The CUNY-NLP Seminar presents: Consistency in information extraction

Speaker: David J McClosky (IBM Research)
Time: 2:15pm-3:30pm, April 26, Friday
Place: Room 6496, CUNY Graduate Center. 5th Ave & 34th St.

Information extraction, the task of finding entities, relations, and events from natural language, is an important building block in computational semantics. However, information extraction models of complex events with many subparts tend to model the parts independently. This sometimes leads them to predict inconsistent structures.

For example, an independent classifier for temporal relations could potentially predict that an individual died before they were born. While completely eliminating these assumptions is often difficult or intractable, this talk explores two mechanisms for ameliorating their effect.

The first technique casts a biomedical event extraction task as a dependency parsing problem. By converting event structures to a labeled dependency modification graph, off-the-shelf parsers can be used to perform event extraction with minimal modification. Other parsing strategies such as model combination and reranking can be employed for improved performance.
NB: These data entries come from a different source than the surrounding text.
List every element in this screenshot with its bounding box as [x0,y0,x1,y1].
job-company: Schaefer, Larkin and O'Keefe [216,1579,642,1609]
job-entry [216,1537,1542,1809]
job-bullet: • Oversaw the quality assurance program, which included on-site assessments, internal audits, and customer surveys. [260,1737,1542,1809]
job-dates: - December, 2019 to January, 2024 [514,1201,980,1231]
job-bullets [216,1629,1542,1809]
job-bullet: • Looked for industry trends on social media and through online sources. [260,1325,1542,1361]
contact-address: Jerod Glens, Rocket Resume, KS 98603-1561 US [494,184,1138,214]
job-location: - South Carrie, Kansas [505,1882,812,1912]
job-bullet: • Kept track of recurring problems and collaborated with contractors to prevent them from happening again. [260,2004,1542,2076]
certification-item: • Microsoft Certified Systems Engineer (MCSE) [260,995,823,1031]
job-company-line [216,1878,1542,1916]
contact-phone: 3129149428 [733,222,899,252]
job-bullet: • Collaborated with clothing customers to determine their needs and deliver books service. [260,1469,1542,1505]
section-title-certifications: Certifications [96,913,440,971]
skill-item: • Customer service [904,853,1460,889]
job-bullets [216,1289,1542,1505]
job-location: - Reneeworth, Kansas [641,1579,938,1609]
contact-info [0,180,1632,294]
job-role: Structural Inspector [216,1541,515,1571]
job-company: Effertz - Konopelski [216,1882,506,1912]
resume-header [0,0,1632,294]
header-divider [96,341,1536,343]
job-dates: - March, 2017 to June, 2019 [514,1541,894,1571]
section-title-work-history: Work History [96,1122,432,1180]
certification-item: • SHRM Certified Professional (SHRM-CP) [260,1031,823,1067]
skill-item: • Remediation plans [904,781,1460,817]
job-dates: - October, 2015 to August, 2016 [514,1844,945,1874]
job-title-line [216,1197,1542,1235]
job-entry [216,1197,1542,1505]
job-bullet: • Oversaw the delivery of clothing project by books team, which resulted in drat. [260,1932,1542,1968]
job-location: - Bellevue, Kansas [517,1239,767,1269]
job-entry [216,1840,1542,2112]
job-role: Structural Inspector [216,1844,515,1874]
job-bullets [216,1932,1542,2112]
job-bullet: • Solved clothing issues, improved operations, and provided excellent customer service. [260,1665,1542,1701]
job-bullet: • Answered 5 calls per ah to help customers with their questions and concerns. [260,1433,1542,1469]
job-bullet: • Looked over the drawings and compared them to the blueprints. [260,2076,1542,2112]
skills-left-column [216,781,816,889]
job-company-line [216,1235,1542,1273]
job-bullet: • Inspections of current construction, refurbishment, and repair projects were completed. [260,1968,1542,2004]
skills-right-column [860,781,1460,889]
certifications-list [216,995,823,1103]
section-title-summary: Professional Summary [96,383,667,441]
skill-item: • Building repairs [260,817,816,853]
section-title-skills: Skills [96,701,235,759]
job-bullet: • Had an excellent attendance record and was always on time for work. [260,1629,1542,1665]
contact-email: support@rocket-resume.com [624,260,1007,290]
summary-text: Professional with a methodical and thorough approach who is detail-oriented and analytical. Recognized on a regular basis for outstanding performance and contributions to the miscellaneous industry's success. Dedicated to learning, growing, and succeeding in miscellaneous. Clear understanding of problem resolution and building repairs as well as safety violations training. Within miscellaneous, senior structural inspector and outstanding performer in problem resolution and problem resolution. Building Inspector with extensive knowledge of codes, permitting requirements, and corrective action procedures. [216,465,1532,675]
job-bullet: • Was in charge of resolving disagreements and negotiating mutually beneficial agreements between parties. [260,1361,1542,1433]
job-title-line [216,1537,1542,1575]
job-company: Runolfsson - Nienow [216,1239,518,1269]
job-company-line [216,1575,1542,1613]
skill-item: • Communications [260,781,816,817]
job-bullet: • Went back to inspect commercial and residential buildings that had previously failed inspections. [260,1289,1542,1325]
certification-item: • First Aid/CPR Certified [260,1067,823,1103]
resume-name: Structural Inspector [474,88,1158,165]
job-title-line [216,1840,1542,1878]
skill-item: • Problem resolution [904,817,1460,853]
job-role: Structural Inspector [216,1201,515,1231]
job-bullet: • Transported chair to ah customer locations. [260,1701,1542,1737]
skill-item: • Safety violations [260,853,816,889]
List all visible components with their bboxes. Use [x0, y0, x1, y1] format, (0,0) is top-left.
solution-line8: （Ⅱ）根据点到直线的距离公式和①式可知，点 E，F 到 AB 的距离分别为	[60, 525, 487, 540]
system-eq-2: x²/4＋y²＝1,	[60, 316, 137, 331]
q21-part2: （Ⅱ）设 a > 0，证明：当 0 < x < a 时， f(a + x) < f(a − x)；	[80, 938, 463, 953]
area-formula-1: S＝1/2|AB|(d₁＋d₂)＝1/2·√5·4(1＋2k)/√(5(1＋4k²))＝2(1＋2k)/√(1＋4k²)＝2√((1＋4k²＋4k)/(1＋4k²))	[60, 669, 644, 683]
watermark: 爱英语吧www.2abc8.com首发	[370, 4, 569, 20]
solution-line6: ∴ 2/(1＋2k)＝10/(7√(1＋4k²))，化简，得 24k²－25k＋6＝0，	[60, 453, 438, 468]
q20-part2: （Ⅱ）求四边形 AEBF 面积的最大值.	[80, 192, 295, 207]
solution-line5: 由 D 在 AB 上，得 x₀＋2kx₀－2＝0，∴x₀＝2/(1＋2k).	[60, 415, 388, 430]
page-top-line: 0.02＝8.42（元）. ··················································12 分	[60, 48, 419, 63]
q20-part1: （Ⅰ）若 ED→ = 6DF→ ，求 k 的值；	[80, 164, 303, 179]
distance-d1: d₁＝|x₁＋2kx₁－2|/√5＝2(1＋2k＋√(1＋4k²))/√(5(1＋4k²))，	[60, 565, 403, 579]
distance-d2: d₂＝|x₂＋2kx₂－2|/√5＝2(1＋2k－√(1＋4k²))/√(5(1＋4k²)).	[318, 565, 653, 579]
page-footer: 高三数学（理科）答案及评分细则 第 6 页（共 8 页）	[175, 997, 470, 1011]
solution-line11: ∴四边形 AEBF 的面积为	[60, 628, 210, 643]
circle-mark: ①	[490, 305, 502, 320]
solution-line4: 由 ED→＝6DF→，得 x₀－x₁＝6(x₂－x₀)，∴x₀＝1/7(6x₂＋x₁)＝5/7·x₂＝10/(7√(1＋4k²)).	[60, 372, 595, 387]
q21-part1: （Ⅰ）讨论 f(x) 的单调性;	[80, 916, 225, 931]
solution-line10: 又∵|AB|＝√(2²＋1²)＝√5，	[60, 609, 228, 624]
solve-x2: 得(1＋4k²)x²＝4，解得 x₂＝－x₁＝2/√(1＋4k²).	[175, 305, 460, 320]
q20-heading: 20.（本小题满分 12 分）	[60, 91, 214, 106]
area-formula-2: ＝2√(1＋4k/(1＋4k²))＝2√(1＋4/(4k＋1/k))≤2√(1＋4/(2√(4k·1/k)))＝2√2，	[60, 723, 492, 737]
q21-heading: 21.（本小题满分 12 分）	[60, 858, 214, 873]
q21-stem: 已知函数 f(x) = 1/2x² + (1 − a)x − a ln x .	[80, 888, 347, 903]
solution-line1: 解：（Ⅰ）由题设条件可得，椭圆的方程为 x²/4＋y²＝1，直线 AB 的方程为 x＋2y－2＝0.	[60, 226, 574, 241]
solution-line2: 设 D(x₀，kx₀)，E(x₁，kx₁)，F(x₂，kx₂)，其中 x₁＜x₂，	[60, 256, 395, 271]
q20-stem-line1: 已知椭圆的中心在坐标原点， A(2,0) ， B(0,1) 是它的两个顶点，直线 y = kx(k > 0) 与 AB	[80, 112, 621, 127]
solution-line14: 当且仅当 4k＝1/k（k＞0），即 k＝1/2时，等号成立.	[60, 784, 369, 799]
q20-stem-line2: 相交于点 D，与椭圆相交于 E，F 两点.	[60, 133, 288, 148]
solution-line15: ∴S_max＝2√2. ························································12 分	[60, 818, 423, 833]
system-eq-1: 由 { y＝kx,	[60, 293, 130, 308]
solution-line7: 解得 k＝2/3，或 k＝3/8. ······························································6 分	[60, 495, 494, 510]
The second method shows how a global consistency layer can be added to a string of independent classifiers to extract the temporal spans of relations for named entities. The global consistency layer automatically learns probabilistic constraints from the data and can be easily incorporated. The combined model using independent classifiers with global consistency can use Gibbs sampling or random restart hill climbing for inference.

Bio:
David McClosky is a research scientist at IBM Research working on the Watson project. His primary research interests lie at the intersection of syntactic parsing and information extraction. He obtained his Ph.D. in Computer Science at Brown University in 2009 on semi-supervised methods and domain adaptation for parsing. More recently, he was a postdoctoral researcher in the Natural Language Processing Group in the Stanford Computer Science Department. His semi-supervised biomedical syntactic parser was used by all leading systems in the BioNLP 2011 shared task and his event extractor was a component in the best performing system.